Ce qui est puissant dans le regard des animaux, c’est le détachement qu’il impose.
Oui, je répète!

Et certainement qu’en laissant tomber un bon paquet de « trucs » au fil du temps, j’ai laissé tomber aussi pas mal d’attachements vains.

La suite reste à vivre.
Passionnément
Avec gourmandise,
Et des journées qui s’allongent à nouveau!


PS : j’avais écrit « petit » appaloosa comme j’écris aujourd’hui « petit » pur-sang.
Jamais je n’ai mis ce qualificatif accolé avec I ou B, eux que je qualifiais de « couple princier »!
C’est que « petit cheval », à l’image de « petit vieux » est détaché de la taille mesurée.
Petit signifie : origines modestes, vie normale sans coup d’éclats, aptitudes ordinaires.
Qui est « petit » doit coûter à minima et si par hasard un « petit cheval » finit par rapporter un peu plus qu’il ne coûte, il deviendra peut-être un « bon petit cheval »!
Tout est contenu dans le regard que l’humain qui le côtoie lui porte.





Zone de passage (2)

Ce deuxième épisode élargit le premier.

Nous passons de passages en passages, c’est un fait.
Ce constat est vertigineux.
C’est comme regarder un ciel étoilé et imaginer que derrière les étoiles il y a d’autres étoiles et que derrière les autres il y en a encore d’autres et que…
C’est comme regarder l’océan et imaginer que c’est de l’eau et que l’eau est un assemblage de molécules et que les molécules sont des assemblages d’atomes et que…

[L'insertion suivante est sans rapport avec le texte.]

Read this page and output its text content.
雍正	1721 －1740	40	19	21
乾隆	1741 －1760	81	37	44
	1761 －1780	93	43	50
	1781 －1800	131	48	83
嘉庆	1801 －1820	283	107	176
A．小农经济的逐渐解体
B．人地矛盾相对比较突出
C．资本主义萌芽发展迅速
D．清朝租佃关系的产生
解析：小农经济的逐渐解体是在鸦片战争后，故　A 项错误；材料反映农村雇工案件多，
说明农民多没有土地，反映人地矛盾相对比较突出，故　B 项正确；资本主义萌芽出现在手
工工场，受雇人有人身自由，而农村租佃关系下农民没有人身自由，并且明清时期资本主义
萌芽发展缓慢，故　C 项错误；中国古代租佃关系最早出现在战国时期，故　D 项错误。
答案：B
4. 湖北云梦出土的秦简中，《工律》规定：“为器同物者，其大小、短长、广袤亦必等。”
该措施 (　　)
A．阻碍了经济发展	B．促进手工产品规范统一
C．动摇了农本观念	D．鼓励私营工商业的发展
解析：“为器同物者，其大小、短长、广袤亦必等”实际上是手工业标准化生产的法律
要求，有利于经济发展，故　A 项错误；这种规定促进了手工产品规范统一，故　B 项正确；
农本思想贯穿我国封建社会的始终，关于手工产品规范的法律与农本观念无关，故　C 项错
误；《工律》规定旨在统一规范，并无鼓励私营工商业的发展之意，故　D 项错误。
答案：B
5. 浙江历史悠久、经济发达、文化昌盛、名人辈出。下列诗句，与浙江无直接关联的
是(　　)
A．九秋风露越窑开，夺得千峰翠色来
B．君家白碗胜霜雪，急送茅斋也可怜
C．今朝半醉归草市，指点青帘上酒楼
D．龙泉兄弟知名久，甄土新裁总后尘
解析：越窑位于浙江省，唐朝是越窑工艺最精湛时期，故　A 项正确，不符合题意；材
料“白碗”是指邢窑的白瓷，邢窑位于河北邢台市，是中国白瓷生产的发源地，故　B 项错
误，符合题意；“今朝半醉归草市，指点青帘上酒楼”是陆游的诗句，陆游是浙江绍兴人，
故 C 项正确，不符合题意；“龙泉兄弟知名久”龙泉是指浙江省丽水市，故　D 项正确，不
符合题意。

Inévitablement un certain inconfort survient à un moment ou à l’autre et nous force à regarder un peu plus près, à envisager un point fixe et à s’y tenir.
Ainsi, il est facile de considérer un chemin plus ou moins bucolique, plus ou moins accidenté et d’oublier que chaque pas posé nous fait passer un pas plus loin.

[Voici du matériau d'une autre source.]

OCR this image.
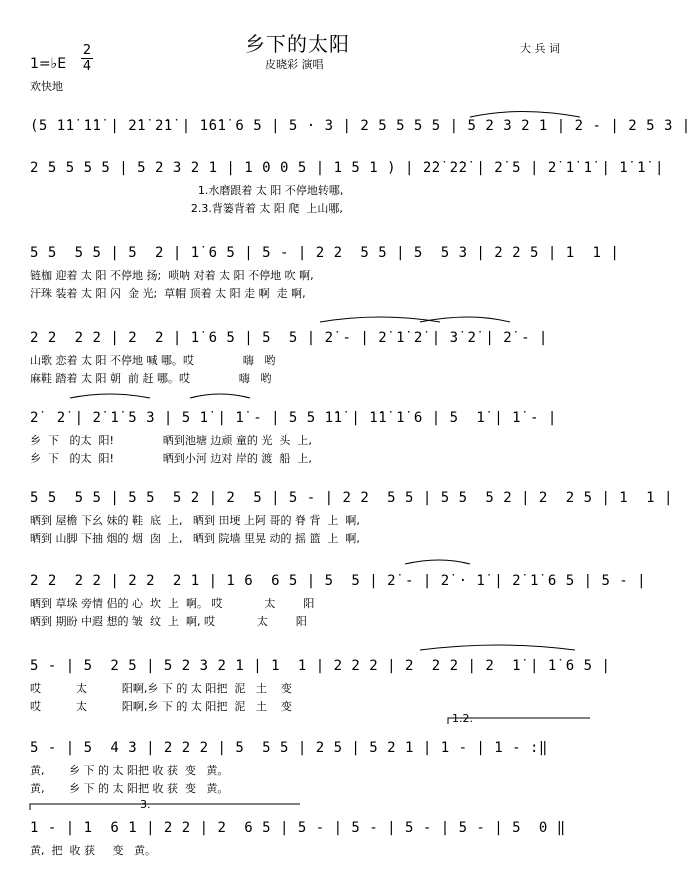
乡下的太阳	大 兵 词
1=♭E
2
4	皮晓彩 演唱
欢快地
(5 1̇1̇ 1̇1̇ | 2̇1̇ 2̇1̇ | 1̇6̇1̇ 6 5 | 5 · 3 | 2 5 5 5 5 | 5 2 3 2 1 | 2 - | 2 5 3 |
2 5 5 5 5 | 5 2 3 2 1 | 1 0 0 5 | 1 5 1 ) | 2̇2̇ 2̇2̇ | 2̇ 5 | 2̇ 1̇ 1̇ | 1̇ 1̇ |
1.水磨跟着 太 阳 不停地转哪,
2.3.背篓背着 太 阳 爬  上山哪,
5 5  5 5 | 5  2 | 1̇ 6 5 | 5 - | 2 2  5 5 | 5  5 3 | 2 2 5 | 1  1 |
链枷 迎着 太 阳 不停地 扬;  唢呐 对着 太 阳 不停地 吹 啊,
汗珠 装着 太 阳 闪  金 光;  草帽 顶着 太 阳 走 啊  走 啊,
2 2  2 2 | 2  2 | 1̇ 6 5 | 5  5 | 2̇ - | 2̇ 1̇ 2̇ | 3̇ 2̇ | 2̇ - |
山歌 恋着 太 阳 不停地 喊 哪。哎              嗨   哟
麻鞋 踏着 太 阳 朝  前 赶 哪。哎              嗨   哟
2̇  2̇ | 2̇ 1̇ 5 3 | 5 1̇ | 1̇ - | 5 5 1̇1̇ | 1̇1̇ 1̇ 6 | 5  1̇ | 1̇ - |
乡  下   的太  阳!              晒到池塘 边顽 童的 光  头  上,
乡  下   的太  阳!              晒到小河 边对 岸的 渡  船  上,
5 5  5 5 | 5 5  5 2 | 2  5 | 5 - | 2 2  5 5 | 5 5  5 2 | 2  2 5 | 1  1 |
晒到 屋檐 下幺 妹的 鞋  底  上,   晒到 田埂 上阿 哥的 脊 背  上  啊,
晒到 山脚 下抽 烟的 烟  囱  上,   晒到 院墙 里晃 动的 摇 篮  上  啊,
2 2  2 2 | 2 2  2 1 | 1 6  6 5 | 5  5 | 2̇ - | 2̇ · 1̇ | 2̇ 1̇ 6 5 | 5 - |
晒到 草垛 旁情 侣的 心  坎  上  啊。 哎            太        阳
晒到 期盼 中遐 想的 皱  纹  上  啊, 哎            太        阳
5 - | 5  2 5 | 5 2 3 2 1 | 1  1 | 2 2 2 | 2  2 2 | 2  1̇ | 1̇ 6 5 |
哎          太          阳啊,乡 下 的 太 阳把  泥   土    变
哎          太          阳啊,乡 下 的 太 阳把  泥   土    变
5 - | 5  4 3 | 2 2 2 | 5  5 5 | 2 5 | 5 2 1 | 1 - | 1 - :‖
黄,       乡 下 的 太 阳把 收 获  变   黄。
黄,       乡 下 的 太 阳把 收 获  变   黄。
1 - | 1  6 1 | 2 2 | 2  6 5 | 5 - | 5 - | 5 - | 5 - | 5  0 ‖
黄,  把  收 获     变   黄。
1.2.
3.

Plus d’une fois j’ai parlé de ce caillou qu’on lance dans l’eau pour le plaisir d’entendre le « splash », puis pour peut-être regarder se dessiner les ondes troublant la surface de l’eau auparavant tout à fait lisse.
Un passage est généralement marqué par une « entrée » qui fait « splash » d’une façon ou d’une autre. La « sortie » du passage est moins nette.
Chaque fois que j’ai raconté cette histoire de caillou lancé, j’ai aussi expliqué que, pour qui avait un peu de patience, le plus passionnant arrive après que plus rien de visible ne persiste, lorsque l’onde se propage sur la berge et qu’en posant la main on peut avoir la chance de la percevoir subtilement.

J’en suis là.
Je suis en train de ressentir des ondes qui se propagent bien loin du point d’impact et s’estompent tout à la fois, et restent perceptibles pourtant.

L’automne arrive.
En ce début d’année, j’avais enfin demandé mon « droit » à percevoir l’aumône destinée aux vieux, ce « truc » que les jeunes financent et qui s’appelle communément « la retraite ». Bien que j’ai pointé la date du 1er avril pour en souligner la blague, le symbole était fort, soulignant mon acceptation d’un réel retrait de la « production », le commencement de la pente inexorable vers « plus rien ».
En mai, je me suis soudainement trouvée immobilisée comme jamais, bien qu’en apparence tout à fait intacte.
Mille réflexions ont suivi, puis quelques décisions et enfin un salutaire recadrage de mon retour au milieu des chevaux.
Après une longue patience d’environ deux mois, je suis revenue à mon rythme de croisière, à la routine, mais je suis tout à fait différente du « moi » qui avait commencé l’année.

J’ai un peu développé en digression à travers d’autres billets comme celui-ci ou celui-là.

Trois billets indissociables, est-ce une trilogie?